Facebook Video vs. YouTube – Why Brands Should Now Upload Directly to Facebook Timeline

3 Mar

Facebook vs Youtube Graphic     Facebook has recently changed the way it integrates video into your feeds and timelines and it has vast implications for engagement and views.

      Under its former protocol, one could link a video from YouTube, Vimeo, or another channel such as Videolicious into a post.  Facebook would then integrate a small video frame for the viewer to click or touch.

      Fast forward to the present.  Videos now uploaded directly to Facebook appear as native content that auto-plays in the user’s timeline.  Users or followers no longer have to click or touch to view the video.  The changes are critically important  for brands, including news outlets that thrive on engagement, activation, and sharable content.

     With this change in the digital landscape, I conducted a simple experiment.  As a news anchor and reporter I routinely create short videos on my iPhone using Videolicious to post on Facebook alerting our followers to the stories we will have in the evening newscast.  I call it “Tim’s Phoning It In.”  Recently, during the course of two nights I posted one video as a Videolicious link, the next night’s report was uploaded directly to YouTube as a native video.

      Here is the Video from January 30th posted as a link.

      This is the post the next night as a native Facebook video.

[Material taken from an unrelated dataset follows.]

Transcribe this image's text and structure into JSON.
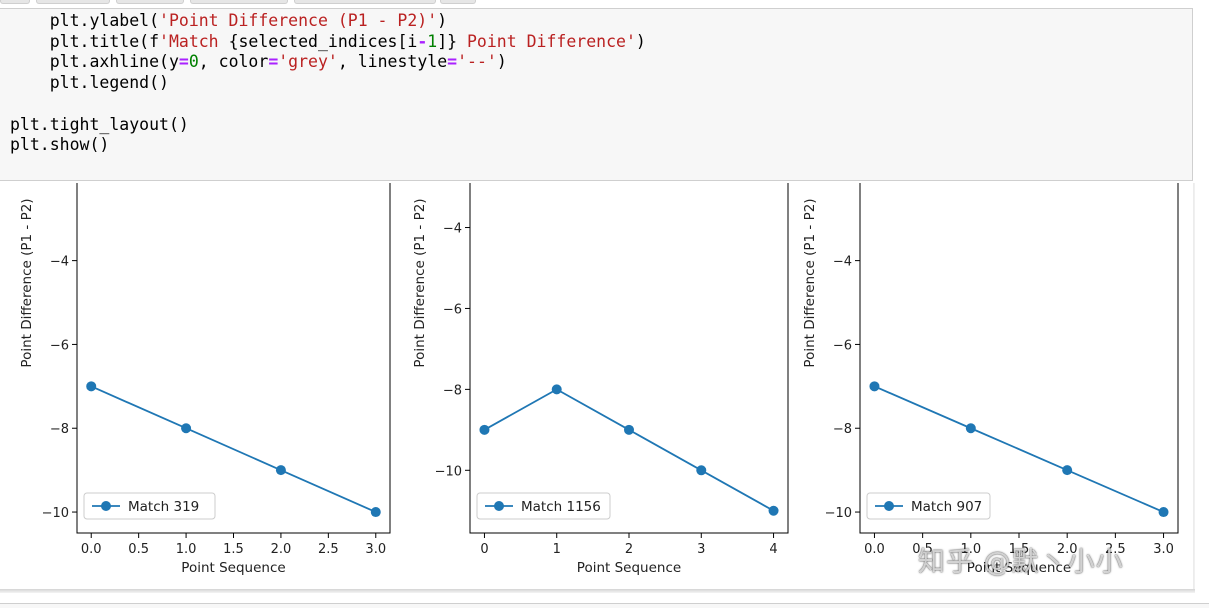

       The methodology was fairly simple.  The videos were posted each night at 7:45 p.m. with the results measured at 10:15 p.m. the same night.  The results showed significant increases in both reach and views with the native YouTube video receiving an 855% increase in views from the night before. (Figure 1) 

Figure 1

Figure 1

      In full disclosure, there are limitations to this experiment.  Among them is the potentially different Facebook user-ship rate between the two nights.  Additionally, the second video may have been perceived as simply more compelling content than the one posted the previous day.  Also, the potential of snow in the forecast during the night of the native Facebook video posting could have been a supplemental motivating factor.  But I strongly suspect the auto-play feature of the second posting played a significant role in the increased exposure. 

Figure 2 -

Figure 2 –

       This hypothesis is tested as major brands are already making the shift from YouTube to Facebook.   Data tracked by Socialbakers shows how increasingly brands are now posting more video content to Facebook than they are to YouTube.  (Figure 2)

     Additional research from Socialbakers shows how Facebook videos dominated during the most social event of the year—Super Bowl XLIV.  Super Bowl sponsors found overall engagement with followers on Facebook overtook YouTube for the first time. (Figure 3) 

Figure 3 -

Figure 3 –

      That’s not to say YouTube is no longer important.   YouTube is still the channel brands need to have a presence on because of its search functions.  Additionally, longer format videos are ideally suited for YouTube whereas Facebook holds the advantage with shorter messaging that’s meant to be perishable—in other words, needs to be seen now.   In this case Facebook is ideal for news videos and brands running time sensitive marketing promotions.  The landscape is changing so rapidly that AdAge now includes Facebook videos in its weekly advertising engagement report.

       The changes are big and offer brands, and yes, news organizations new opportunities in reaching their followers.